Par un second réquisitoire, en date du 5 novembre 1821, le ministère public a signalé plusieurs autres chansons de ce recueil, et notamment, tome ier, le Sénateur, ma Grand’mère, Deo Gratias d’un Épicurien, la Descente aux Enfers, mon Curé, Margot ; tome ii, le Soir des Noces, les Capucins, les Chantres de paroisse, les Missionnaires et le Bon Dieu, comme constituant, avec celles signalées dans le premier réquisitoire, le délit prévu par les articles 1, 2, 3, 5, 8 et 9 de la loi du 17 mai 1819, et par l’article 91 du Code pénal.

De Béranger a été interrogé de nouveau le 7 du même mois ; il a opposé aux inculpations dirigées contre toutes les chansons comprises dans le premier volume, c’est-à-dire contre le Sénateur, ma Grand’mère, Deo Gratias, la Descente aux Enfers, mon Curé et Margot, l’exception de prescription qu’il avait fait valoir relativement à la Bacchante ; il a aussi invoqué la prescription relativement à la chanson des Missionnaires, comprise dans le second volume, et l’a fait résulter de sa publication dans la 63e livraison de la Minerve.
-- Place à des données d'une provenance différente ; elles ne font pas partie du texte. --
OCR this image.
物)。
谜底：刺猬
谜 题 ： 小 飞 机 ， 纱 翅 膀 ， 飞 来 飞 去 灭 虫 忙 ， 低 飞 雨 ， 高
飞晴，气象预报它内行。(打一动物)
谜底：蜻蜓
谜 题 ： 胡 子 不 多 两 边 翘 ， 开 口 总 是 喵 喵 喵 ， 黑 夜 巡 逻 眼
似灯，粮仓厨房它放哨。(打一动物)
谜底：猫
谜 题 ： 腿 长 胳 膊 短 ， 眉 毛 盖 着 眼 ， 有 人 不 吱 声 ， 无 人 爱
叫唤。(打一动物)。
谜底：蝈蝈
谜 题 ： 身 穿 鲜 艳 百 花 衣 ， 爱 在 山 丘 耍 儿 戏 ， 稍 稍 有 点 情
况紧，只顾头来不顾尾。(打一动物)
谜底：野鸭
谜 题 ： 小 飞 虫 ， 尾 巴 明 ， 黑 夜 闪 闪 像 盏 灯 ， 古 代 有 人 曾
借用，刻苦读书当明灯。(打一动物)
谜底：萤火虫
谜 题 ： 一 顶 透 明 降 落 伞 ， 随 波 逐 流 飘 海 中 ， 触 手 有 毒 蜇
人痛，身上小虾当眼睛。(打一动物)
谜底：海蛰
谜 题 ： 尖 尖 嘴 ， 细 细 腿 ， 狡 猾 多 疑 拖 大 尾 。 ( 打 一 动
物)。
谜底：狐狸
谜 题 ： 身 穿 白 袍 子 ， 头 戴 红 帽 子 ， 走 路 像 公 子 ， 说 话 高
Quant aux autres chansons comprises dans le deuxième volume, le Soir des Noces, les Capucins, les Chantres de paroisse et le Bon Dieu, il a déclaré ne pas savoir en quoi elles étaient contraires à la loi.

Le ministère public a déclaré persister dans ses précédents réquisitoires, et par une ordonnance en date du 8 novembre 1821, le tribunal de première instance du département de la Seine, en ce qui touche de Béranger, statuant sur les exceptions par lui proposées, a pensé qu’en se servant de ces mots, du fait de publication qui donnera lieu à la poursuite, le législateur n’a entendu par là que caractériser le fait qui doit donner lieu à la poursuite, et non pas distinguer entre les publications successives d’un même ouvrage, et excepter du bénéfice de la prescription les réimpressions qui pourraient avoir lieu après le délai de six mois, à compter de la publication légale de l’ouvrage : et considérant que les chansons ayant pour titre le Sénateur, la Bacchante, ma Grand’mère, Deo Gratias, la Descente aux Enfers, mon Curé et Margot, étaient comprises dans le recueil imprimé en 1815, dont cinq exemplaires avaient été déposés au ministère de la police générale ; qu’ainsi l’action publique était prescrite ; que les mêmes principes s’appliquaient à la chanson des Missionnaires, insérée dans le 63e numéro de la Minerve ; il a déclaré n’y avoir lieu à suivre contre lesdites chansons.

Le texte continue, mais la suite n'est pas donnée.